Velázquez Works to Help Disaster-Impacted Small Businesses Rebuild
January 18, 2018
Press Release

Bill to Help Small Firms Recover Passes Committee

Washington, D.C. –After 2017 marked the costliest year on record for climate and weather-related disasters, today, the House Committee on Financial Services passed a bill authored by Rep. Nydia M. Velázquez (D-NY) to help small businesses rebound from natural disasters. Velázquez’s bill, HR 4792, the Small Business Access to Capital after a Natural Disaster Act, would require the Securities and Exchange Commission’s (SEC) Office of the Advocate for Small Business Capital Formation to identify and address the unique challenges that small businesses and investors face in securing access to capital after a disaster. 

“When natural disaster strikes, many once-thriving Main Streets turn into ghost towns and small business owners face the harsh reality of soaring bills and lost revenue,” said Velázquez. “In 2017, we saw the devastating impact of unprecedented damages to communities across the Mainland and especially in Puerto Rico and the Virgin Islands.
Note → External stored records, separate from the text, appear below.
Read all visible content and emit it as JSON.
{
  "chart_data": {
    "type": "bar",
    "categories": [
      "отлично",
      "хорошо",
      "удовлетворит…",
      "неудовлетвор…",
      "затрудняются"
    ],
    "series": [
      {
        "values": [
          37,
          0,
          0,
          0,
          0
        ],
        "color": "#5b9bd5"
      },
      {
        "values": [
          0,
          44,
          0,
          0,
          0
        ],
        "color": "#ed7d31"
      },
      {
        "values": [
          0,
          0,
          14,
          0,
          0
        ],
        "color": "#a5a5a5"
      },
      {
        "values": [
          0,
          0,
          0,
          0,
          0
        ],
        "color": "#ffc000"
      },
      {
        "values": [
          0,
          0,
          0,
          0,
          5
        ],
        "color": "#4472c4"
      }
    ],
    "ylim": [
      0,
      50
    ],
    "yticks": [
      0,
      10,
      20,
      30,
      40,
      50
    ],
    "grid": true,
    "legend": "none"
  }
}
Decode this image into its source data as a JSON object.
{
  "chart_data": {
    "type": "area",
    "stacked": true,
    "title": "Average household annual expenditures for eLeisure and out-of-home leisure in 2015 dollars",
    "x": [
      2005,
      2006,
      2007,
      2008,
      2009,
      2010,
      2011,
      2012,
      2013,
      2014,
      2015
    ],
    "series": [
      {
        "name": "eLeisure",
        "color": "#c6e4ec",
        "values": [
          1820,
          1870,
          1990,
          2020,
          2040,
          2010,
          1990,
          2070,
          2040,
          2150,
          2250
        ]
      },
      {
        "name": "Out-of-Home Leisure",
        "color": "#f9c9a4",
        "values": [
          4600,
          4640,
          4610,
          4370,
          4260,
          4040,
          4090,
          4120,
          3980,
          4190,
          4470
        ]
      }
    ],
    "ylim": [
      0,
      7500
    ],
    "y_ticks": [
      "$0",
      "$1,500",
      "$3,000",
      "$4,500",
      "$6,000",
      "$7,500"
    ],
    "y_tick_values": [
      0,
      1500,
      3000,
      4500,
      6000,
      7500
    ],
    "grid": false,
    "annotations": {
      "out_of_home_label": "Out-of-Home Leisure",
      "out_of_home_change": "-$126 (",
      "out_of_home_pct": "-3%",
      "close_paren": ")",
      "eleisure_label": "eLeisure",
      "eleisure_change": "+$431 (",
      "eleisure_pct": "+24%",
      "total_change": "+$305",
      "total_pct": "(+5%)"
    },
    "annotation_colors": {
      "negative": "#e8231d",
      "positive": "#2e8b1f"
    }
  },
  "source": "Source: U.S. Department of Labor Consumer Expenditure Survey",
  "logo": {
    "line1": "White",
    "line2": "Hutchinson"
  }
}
I encourage Congress to pass my bill helping small businesses secure the loans and necessary capital they need to get back up and running after disaster strikes.” 

Small firms are a cornerstone of local economies, however, according to the Federal Emergency Management Agency (FEMA), over 40 percent of small businesses never reopen after a disaster. Furthermore, small and midsize businesses make up ninety percent of private companies in Puerto Rico, and after Hurricane Maria, two-thirds of these firms have been forced to close, at least temporarily.   In New York and New Jersey, over five years since Superstorm Sandy, local communities continue to suffer from millions in lost revenue after businesses have been forced to close or delay reopening.  In Toms River, New Jersey, the local Chamber of Commerce estimates that ongoing small business recovery costs $600 million per year in lost rateables even at this point. 

Established in 2016, the SEC’s Office of the Advocate for Small Business Capital Formation is tasked with identifying issues and proposing changes to benefit small businesses and their investors. Currently, the Advocate is required by law to identify issues related to access to capital for small businesses, including the unique challenges faced by women and minority-owned small firms. Velázquez’s bill requires the Advocate to now also consider the unique challenges that small businesses affected by natural disasters have with securing access to credit and to work to promote their interests.  

“Unless we act swiftly to help small firms reopen their doors, we will only see more empty streets and abandoned communities,” said Velázquez. “In Puerto Rico, we have already seen an exodus to the Mainland after Hurricane Maria. Addressing issues of capital for a mom-and-pop shop, or local manufacturer is a much needed step towards rebuilding entire communities.” 

Velázquez is the third most senior Democrat on the House Financial Services Committee and Ranking Member of the House Committee on Small Business. The Small Business Access to Capital after a Natural Disaster Act passed in the Financial Services Committee with bipartisan support by a vote of 57 -0. The Act must now be considered on the House floor for a vote.